Even if you are in an automated context, not using a typical browser, fetching the data/webpage from an URL is easy. There are command line tools like wget and curl, and every programming library has its share of libraries to build on.

But what if you need the HTML markup of page after it has been manipulated with JavaScript?

PhantomJS is a headless WebKit browser that is scriptable with a JavaScript API, useful for automated testing, screen capturing, page load time monitoring and the like. It's also handy for our problem to "download" JavaScript-manipulated page markup.

While there quite some pointers and examples on the internet, it was not immediately obvious how to get things working as desired. The biggest confusion came from the fact that the scriptable PhantomJS browser and the webpage run in separate "sandboxes". Apart from separate variable pools, console.log() messages from the webpage context won't be visible by default, while the ones from the PhantomJS context work normally, which was puzzling at first while debugging.

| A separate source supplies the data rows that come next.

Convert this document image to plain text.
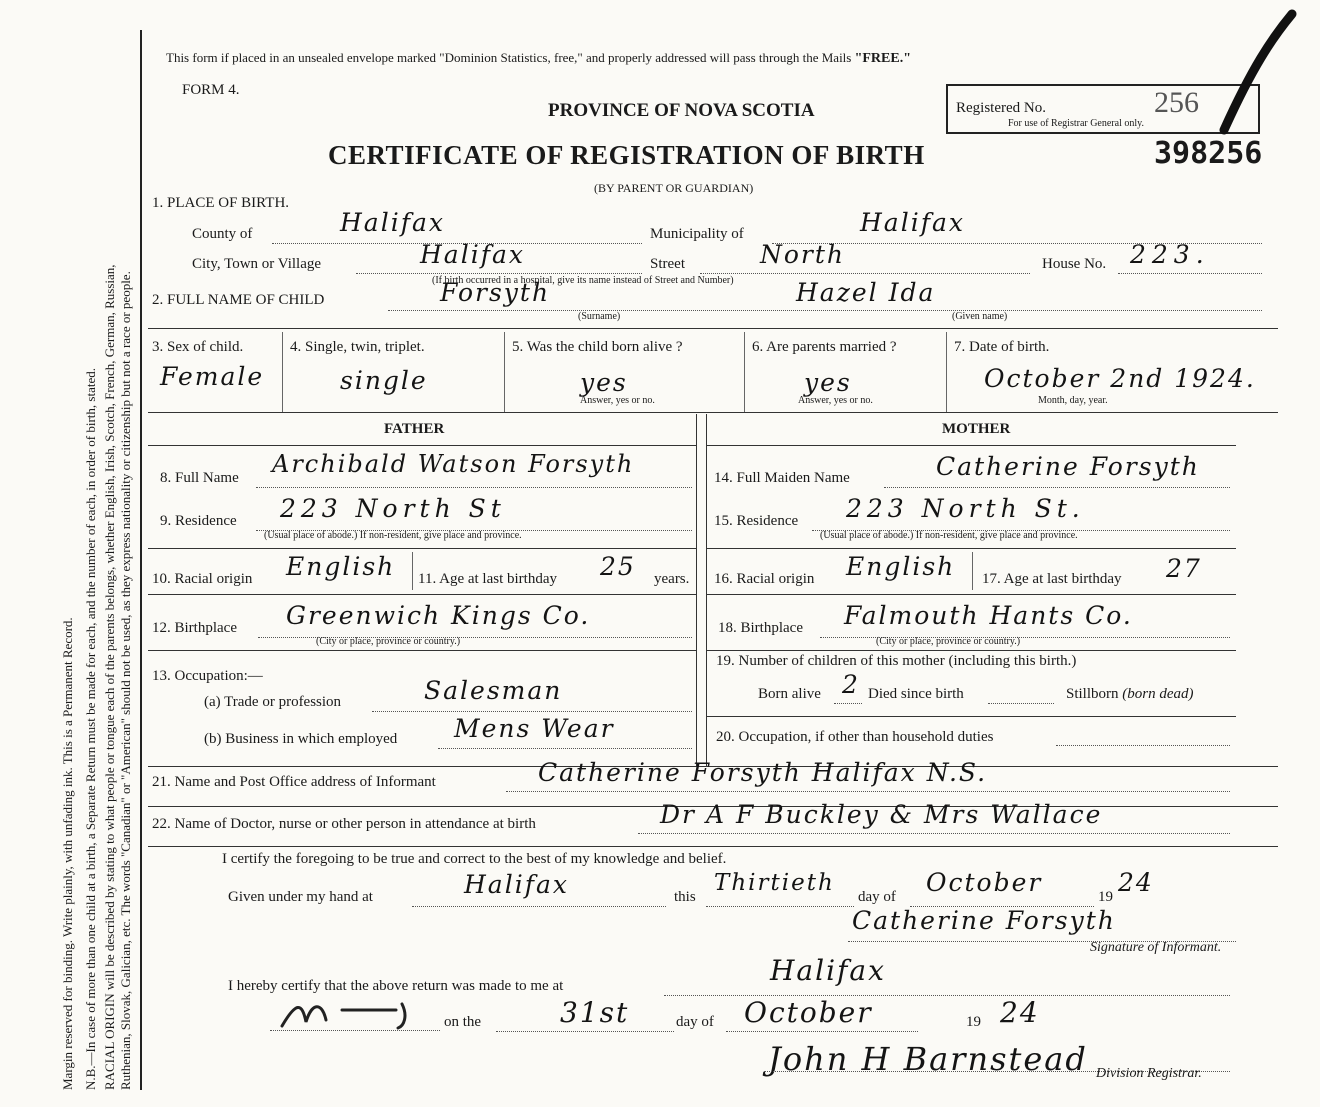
Margin reserved for binding. Write plainly, with unfading ink. This is a Permanent Record. N.B.—In case of more than one child at a birth, a Separate Return must be made for each, and the number of each, in order of birth, stated. RACIAL ORIGIN will be described by stating to what people or tongue each of the parents belongs, whether English, Irish, Scotch, French, German, Russian, Ruthenian, Slovak, Galician, etc. The words "Canadian" or "American" should not be used, as they express nationality or citizenship but not a race or people.
This form if placed in an unsealed envelope marked "Dominion Statistics, free," and properly addressed will pass through the Mails "FREE."
FORM 4.
PROVINCE OF NOVA SCOTIA	Registered No.	256
For use of Registrar General only.
CERTIFICATE OF REGISTRATION OF BIRTH	398256
(BY PARENT OR GUARDIAN)
1. PLACE OF BIRTH.
County of	Halifax	Municipality of	Halifax
City, Town or Village	Halifax
(If birth occurred in a hospital, give its name instead of Street and Number)
Street	North	House No. 223.
2. FULL NAME OF CHILD	Forsyth
(Surname)
Hazel Ida
(Given name)
3. Sex of child.
Female
4. Single, twin, triplet.
single
5. Was the child born alive ?
yes
Answer, yes or no.
6. Are parents married ?
yes
Answer, yes or no.
7. Date of birth.
October 2nd 1924.
Month, day, year.
FATHER	MOTHER
8. Full Name Archibald Watson Forsyth	14. Full Maiden Name	Catherine Forsyth
9. Residence 223 North St
(Usual place of abode.) If non-resident, give place and province.
15. Residence 223 North St.
(Usual place of abode.) If non-resident, give place and province.
10. Racial origin English 11. Age at last birthday 25 years. 16. Racial origin English 17. Age at last birthday 27
12. Birthplace Greenwich Kings Co.
(City or place, province or country.)
18. Birthplace Falmouth Hants Co.
(City or place, province or country.)
13. Occupation:—
(a) Trade or profession	Salesman
(b) Business in which employed Mens Wear
19. Number of children of this mother (including this birth.)
Born alive 2 Died since birth	Stillborn (born dead)
20. Occupation, if other than household duties
21. Name and Post Office address of Informant	Catherine Forsyth Halifax N.S.
22. Name of Doctor, nurse or other person in attendance at birth	Dr A F Buckley & Mrs Wallace
I certify the foregoing to be true and correct to the best of my knowledge and belief.
Given under my hand at	Halifax	this
Thirtieth
day of October	19 24
Catherine Forsyth
Signature of Informant.
I hereby certify that the above return was made to me at	Halifax
on the	31st	day of October	19 24
John H Barnstead Division Registrar.
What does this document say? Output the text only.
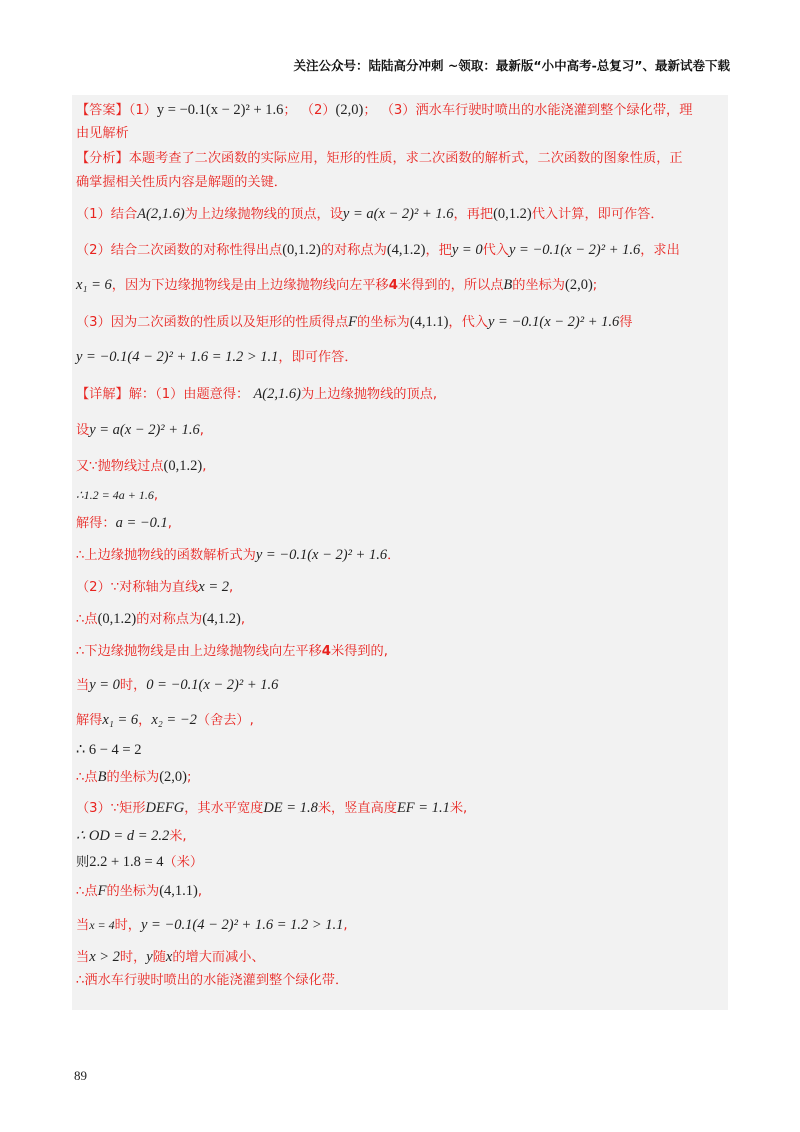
关注公众号：陆陆高分冲刺 ~领取：最新版“小中高考-总复习”、最新试卷下载
【答案】（1）y = −0.1(x − 2)² + 1.6； （2）(2,0)； （3）洒水车行驶时喷出的水能浇灌到整个绿化带，理
由见解析
【分析】本题考查了二次函数的实际应用，矩形的性质，求二次函数的解析式，二次函数的图象性质，正
确掌握相关性质内容是解题的关键．
（1）结合A(2,1.6)为上边缘抛物线的顶点，设y = a(x − 2)² + 1.6，再把(0,1.2)代入计算，即可作答．
（2）结合二次函数的对称性得出点(0,1.2)的对称点为(4,1.2)，把y = 0代入y = −0.1(x − 2)² + 1.6，求出
x₁ = 6，因为下边缘抛物线是由上边缘抛物线向左平移4米得到的，所以点B的坐标为(2,0);
（3）因为二次函数的性质以及矩形的性质得点F的坐标为(4,1.1)，代入y = −0.1(x − 2)² + 1.6得
y = −0.1(4 − 2)² + 1.6 = 1.2 > 1.1，即可作答．
【详解】解：（1）由题意得： A(2,1.6)为上边缘抛物线的顶点,
设y = a(x − 2)² + 1.6,
又∵抛物线过点(0,1.2),
∴1.2 = 4a + 1.6,
解得：a = −0.1,
∴上边缘抛物线的函数解析式为y = −0.1(x − 2)² + 1.6．
（2）∵对称轴为直线x = 2,
∴点(0,1.2)的对称点为(4,1.2),
∴下边缘抛物线是由上边缘抛物线向左平移4米得到的,
当y = 0时，0 = −0.1(x − 2)² + 1.6
解得x₁ = 6，x₂ = −2（舍去）,
∴ 6 − 4 = 2
∴点B的坐标为(2,0);
（3）∵矩形DEFG，其水平宽度DE = 1.8米，竖直高度EF = 1.1米,
∴ OD = d = 2.2米,
则2.2 + 1.8 = 4（米）
∴点F的坐标为(4,1.1),
当x = 4时，y = −0.1(4 − 2)² + 1.6 = 1.2 > 1.1,
当x > 2时，y随x的增大而减小、
∴洒水车行驶时喷出的水能浇灌到整个绿化带．
89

Anyway, here is some boilerplate to solve the problem, using page.evaluate() to evaluate a function in the webpage's context and returning the document's outerHTML back in the PhantomJS context to be rendered on standard output.

// The URL to load.
var url = 'http://www.google.com';

// Start a PhantomJS "page" and point it to the desired URL.
var page = require('webpage').create();
page.open(url, function(status) {

    if (status === 'success') {

        // Run a function in the webpage's context and catch what it returns.
        var html = page.evaluate(function() {
            // Optionally, do some more page manipulation here.
            // ...

            // Return the HTML from the loaded and JS-manipulated page.
            // Note that a console.log() here in this context won't be visible (by default).
            return document.documentElement.outerHTML;
        });

        // Print the HTML to standard output.
        console.log(html);
    }

    // Make sure we quit PhantomJS, no point to keep waiting for nothing.
    phantom.exit();
});

Update

Apparently there is a shorter way to do this, as pointed out by Ariya Hidayat, one of the guys behind PhantomJS:

var url = 'http://www.google.com';

var page = require('webpage').create();
page.open(url, function () {
    console.log(page.content);
    phantom.exit();
});

Great!

Still, in case you want to do some extra manipulation to the page before dumping it, the former boilerplate snippet might still be useful.